Manajemen Waktu yang Efektif
Menjawab pertanyaan mengenai pembagian waktu antara karier politik dan perannya dalam pelayanan gereja, MEP menegaskan bahwa ia tidak merasa terbebani. Baginya, kunci utama adalah manajemen waktu yang baik.
“Kami paham cara membagi waktu. Saya yakin Tuhan memberikan tanggung jawab ini karena Dia percaya kami mampu menjalankannya. Ada waktu khusus untuk bekerja di kantor, turun ke lapangan bersama partai, dan melakukan pelayanan di gereja.
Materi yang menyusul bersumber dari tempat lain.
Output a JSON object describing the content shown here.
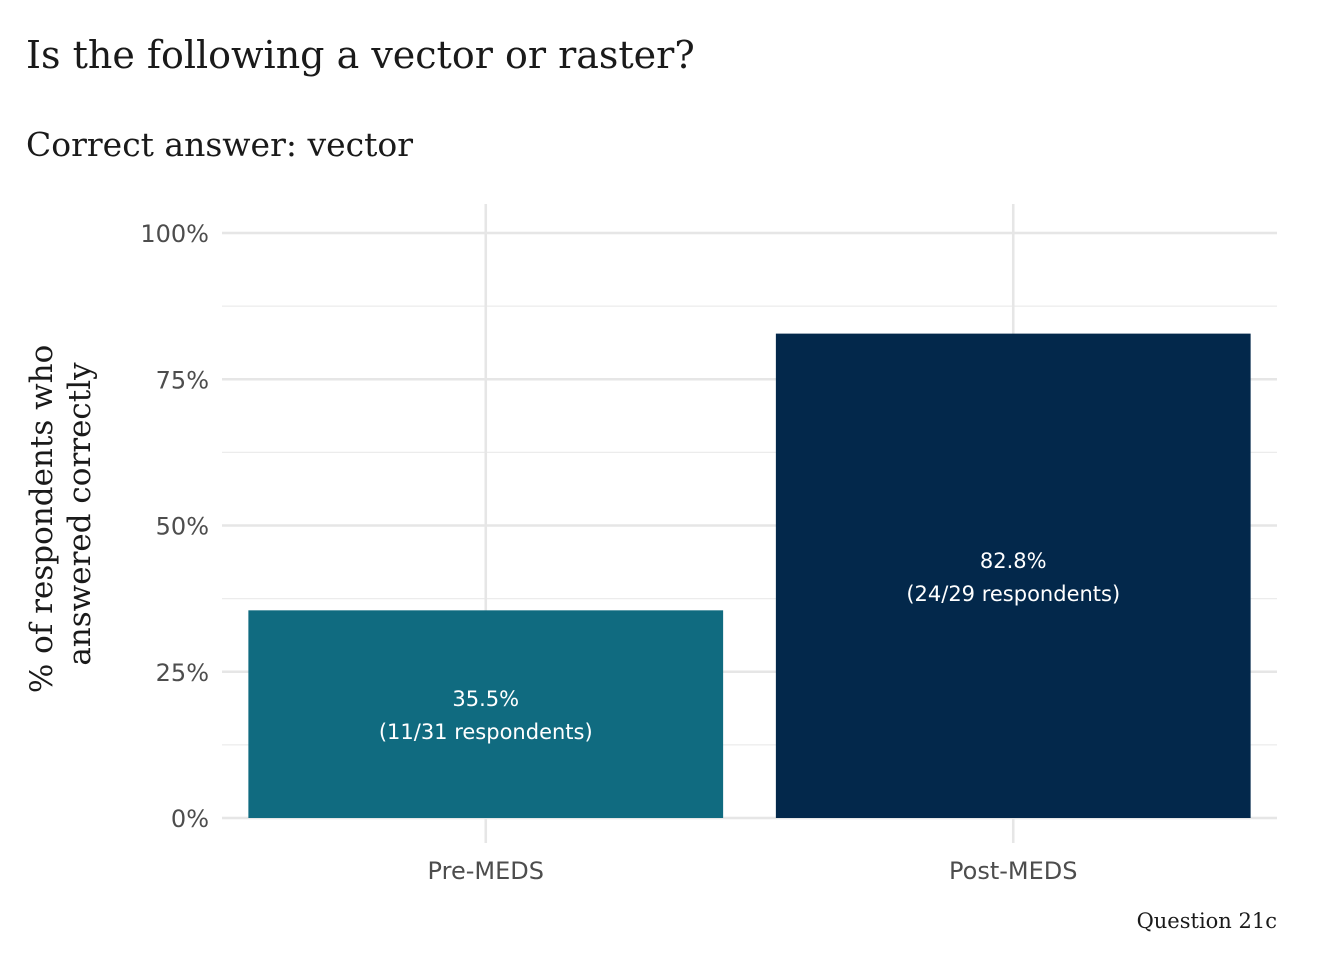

Apa yang saya capai hari ini tidak terlepas dari bantuan Tuhan, sehingga pelayanan tetap menjadi prioritas,” tuturnya.
Target MEP untuk Masa Depan Partai
Dengan berfokus pada masa depan, MEP memiliki target ambisius untuk meningkatkan perolehan kursi Partai Golkar di tingkat DPRD kabupaten/kota, provinsi, hingga DPR RI dalam kontestasi politik yang akan datang.
Kehadiran Ketua Umum Partai Golkar
Sementara itu, Christiany Eugenia Paruntu, sebagai Ketua DPD I Partai Golkar Sulut saat ini, menegaskan bahwa Ketua Umum Partai Golkar, Bahlil Lahadalia, akan hadir untuk membuka Musyawarah Daerah Ke-11 (XI) Partai Golkar Sulawesi Utara.
“Beliau akan datang langsung untuk membuka Musda besok, Sabtu (11/4/2026), dan akan menginap di Manado satu malam sebelum melanjutkan perjalanan ke Maluku Utara,” jelas Christiany.
Calon Tunggal Ketua DPD I Partai Golkar
Dengan proses pendaftaran yang berlangsung dari pukul 14.00 hingga 20.00 WITA, MEP menjadi satu-satunya calon yang mendaftar di DPD I Partai Golkar Sulut, memastikan posisinya sebagai calon tunggal untuk jabatan Ketua DPD I.
Keputusan MEP untuk maju dalam pencalonan ini mencerminkan dedikasinya untuk membawa Partai Golkar ke arah yang lebih baik. Dengan berbagai dukungan yang telah diperolehnya, MEP bertekad untuk memberikan yang terbaik bagi partai dan masyarakat Sulawesi Utara.